ScioIO

Scio 0.7.0 introduces a new `ScioIO[T]` trait to simplify IO implementation and stubbing in JobTest. This page lists some major changes to this new API.

Dependencies

Avro and BigQuery logic was decoupled from scio-core as part of the refactor.

  • Before 0.7.0
  • scio-core depends on scio-avro and scio-bigquery
  • ScioContext and SCollection[T] include Avro, object, Protobuf and BigQuery IO methods out of the box
  • After 0.7.0
  • scio-core no longer depends on scio-avro and scio-bigquery
  • Import com.spotify.scio.avro._ to get Avro, object, Protobuf IO methods on ScioContext and SCollection[T]
  • Import com.spotify.scio.bigquery._ to get BigQuery IO methods on ScioContext and SCollection[T]

ScioIO[T] for JobTest

As part of the refactor TestIO[T] was replaced by ScioIO[T] for JobTest. Some of them were moved to different packages for consistency but most test code should work with minor import changes.
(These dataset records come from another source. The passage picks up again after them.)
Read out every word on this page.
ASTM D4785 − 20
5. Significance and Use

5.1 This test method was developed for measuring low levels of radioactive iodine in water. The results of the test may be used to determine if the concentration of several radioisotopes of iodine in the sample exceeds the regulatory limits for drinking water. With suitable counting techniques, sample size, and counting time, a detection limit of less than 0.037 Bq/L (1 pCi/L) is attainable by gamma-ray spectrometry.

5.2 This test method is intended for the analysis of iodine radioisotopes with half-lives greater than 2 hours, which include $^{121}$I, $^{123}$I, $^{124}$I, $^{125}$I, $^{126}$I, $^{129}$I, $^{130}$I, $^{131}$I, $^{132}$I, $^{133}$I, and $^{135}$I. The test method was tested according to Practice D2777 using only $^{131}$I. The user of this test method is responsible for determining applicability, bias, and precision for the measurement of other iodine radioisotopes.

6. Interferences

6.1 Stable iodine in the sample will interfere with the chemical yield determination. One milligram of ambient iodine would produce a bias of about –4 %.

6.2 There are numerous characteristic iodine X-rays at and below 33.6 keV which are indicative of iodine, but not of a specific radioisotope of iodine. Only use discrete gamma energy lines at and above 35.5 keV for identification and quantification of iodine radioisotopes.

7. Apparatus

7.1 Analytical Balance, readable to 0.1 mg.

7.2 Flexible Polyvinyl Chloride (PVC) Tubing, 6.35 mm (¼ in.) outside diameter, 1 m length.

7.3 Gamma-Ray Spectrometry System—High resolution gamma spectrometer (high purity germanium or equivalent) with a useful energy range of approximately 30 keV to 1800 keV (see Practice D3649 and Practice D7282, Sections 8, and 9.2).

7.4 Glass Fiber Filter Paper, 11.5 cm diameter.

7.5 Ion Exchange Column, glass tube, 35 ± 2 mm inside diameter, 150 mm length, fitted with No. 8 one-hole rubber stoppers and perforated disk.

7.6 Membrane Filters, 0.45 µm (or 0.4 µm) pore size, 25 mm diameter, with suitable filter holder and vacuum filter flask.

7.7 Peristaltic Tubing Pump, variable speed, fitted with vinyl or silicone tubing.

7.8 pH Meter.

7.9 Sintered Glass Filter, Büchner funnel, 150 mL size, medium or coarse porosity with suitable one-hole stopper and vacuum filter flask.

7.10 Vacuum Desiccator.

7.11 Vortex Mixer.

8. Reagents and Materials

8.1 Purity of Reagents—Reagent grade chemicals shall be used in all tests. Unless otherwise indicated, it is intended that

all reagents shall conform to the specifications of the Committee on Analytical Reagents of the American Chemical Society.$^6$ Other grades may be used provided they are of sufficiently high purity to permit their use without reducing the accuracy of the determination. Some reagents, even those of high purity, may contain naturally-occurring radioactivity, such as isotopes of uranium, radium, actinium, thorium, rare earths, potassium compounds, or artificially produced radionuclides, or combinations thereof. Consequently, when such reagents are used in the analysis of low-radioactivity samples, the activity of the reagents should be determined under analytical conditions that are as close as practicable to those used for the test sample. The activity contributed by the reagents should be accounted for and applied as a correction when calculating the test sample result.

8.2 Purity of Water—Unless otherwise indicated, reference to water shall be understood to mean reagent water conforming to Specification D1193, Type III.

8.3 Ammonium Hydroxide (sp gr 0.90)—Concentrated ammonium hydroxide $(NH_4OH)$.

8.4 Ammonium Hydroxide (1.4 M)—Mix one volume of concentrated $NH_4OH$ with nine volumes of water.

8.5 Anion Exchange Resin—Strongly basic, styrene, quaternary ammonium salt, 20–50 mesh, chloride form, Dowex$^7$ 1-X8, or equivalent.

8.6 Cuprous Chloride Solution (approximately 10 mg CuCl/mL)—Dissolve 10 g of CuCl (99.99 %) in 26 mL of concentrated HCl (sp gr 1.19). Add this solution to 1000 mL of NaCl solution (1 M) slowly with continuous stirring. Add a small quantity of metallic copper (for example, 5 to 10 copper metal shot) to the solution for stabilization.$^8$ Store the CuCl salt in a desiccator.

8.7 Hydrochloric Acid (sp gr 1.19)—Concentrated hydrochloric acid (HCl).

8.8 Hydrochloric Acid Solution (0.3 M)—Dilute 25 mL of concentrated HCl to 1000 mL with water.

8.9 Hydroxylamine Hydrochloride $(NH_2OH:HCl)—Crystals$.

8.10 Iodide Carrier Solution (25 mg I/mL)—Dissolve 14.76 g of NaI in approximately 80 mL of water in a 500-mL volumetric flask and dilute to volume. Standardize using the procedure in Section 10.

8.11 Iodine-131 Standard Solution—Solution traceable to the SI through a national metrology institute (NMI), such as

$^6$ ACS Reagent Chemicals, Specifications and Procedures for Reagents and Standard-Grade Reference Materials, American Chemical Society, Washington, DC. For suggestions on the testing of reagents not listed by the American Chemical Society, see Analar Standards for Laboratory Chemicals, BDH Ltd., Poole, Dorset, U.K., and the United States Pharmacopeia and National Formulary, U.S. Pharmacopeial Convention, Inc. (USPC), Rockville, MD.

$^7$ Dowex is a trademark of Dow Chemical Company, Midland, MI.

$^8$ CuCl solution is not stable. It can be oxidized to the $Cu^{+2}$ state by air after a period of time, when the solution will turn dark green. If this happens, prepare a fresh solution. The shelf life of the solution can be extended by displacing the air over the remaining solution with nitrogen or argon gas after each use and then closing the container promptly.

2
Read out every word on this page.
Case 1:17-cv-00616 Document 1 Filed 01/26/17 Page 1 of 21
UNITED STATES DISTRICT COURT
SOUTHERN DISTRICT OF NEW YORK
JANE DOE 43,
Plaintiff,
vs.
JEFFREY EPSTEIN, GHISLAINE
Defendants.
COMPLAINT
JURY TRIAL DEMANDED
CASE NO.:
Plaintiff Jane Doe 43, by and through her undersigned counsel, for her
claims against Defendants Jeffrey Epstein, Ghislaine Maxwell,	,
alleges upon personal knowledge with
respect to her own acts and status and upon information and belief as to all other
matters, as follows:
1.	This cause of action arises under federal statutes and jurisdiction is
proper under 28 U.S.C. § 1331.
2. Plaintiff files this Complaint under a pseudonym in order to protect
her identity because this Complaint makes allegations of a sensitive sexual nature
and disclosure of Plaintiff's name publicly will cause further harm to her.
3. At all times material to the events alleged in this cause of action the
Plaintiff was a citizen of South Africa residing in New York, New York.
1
Below is a list of ScioIO[T] implementations.

  • com.spotify.scio.avro
  • AvroIO[T]
  • ObjectFileIO[T]
  • ProtobufIO[T]
  • com.spotify.scio.bigquery
  • BigQueryIO[T]
  • TableRowJsonIO where T =:= TableRow
  • com.spotify.scio.io
  • DatastoreIO where T =:= Entity
  • PubsubIO[T]
  • TextIO where T =:= String
  • CustomIO[T] for use with ScioContext#customInput and SCollection#customOutput
  • com.spotify.scio.bigtable
  • BigtableIO[T] where T =:= Row for input and T =:= Mutation for output
  • This replaces BigtableInput and BigtableOutput
  • com.spotify.scio.cassandra
  • CassandraIO[T]
  • com.spotify.scio.elasticsearch
  • ElasticsearchIO[T]
  • com.spotify.scio.extra.json
  • JsonIO[T]
  • com.spotify.scio.jdbc
  • JdbcIO[T]
  • com.spotify.scio.parquet.avro
  • ParquetAvroIO[T]
  • com.spotify.scio.spanner
  • SpannerIO[T]
  • com.spotify.scio.tensorflow
  • TFRecordIO where T =:= Array[Byte]
  • TFExampleIO where T =:= Example

Using ScioIO[T] directly

2 methods, ScioContext#read and SCollection#write were added to leverage ScioIO[T] directly without needing the extra ScioContext#{textFile,AvroFile,...} and SCollection#saveAs{TextFile,AvroFile,...} syntactic sugar. See WordCountScioIO and WordCountScioIOTest for concrete examples.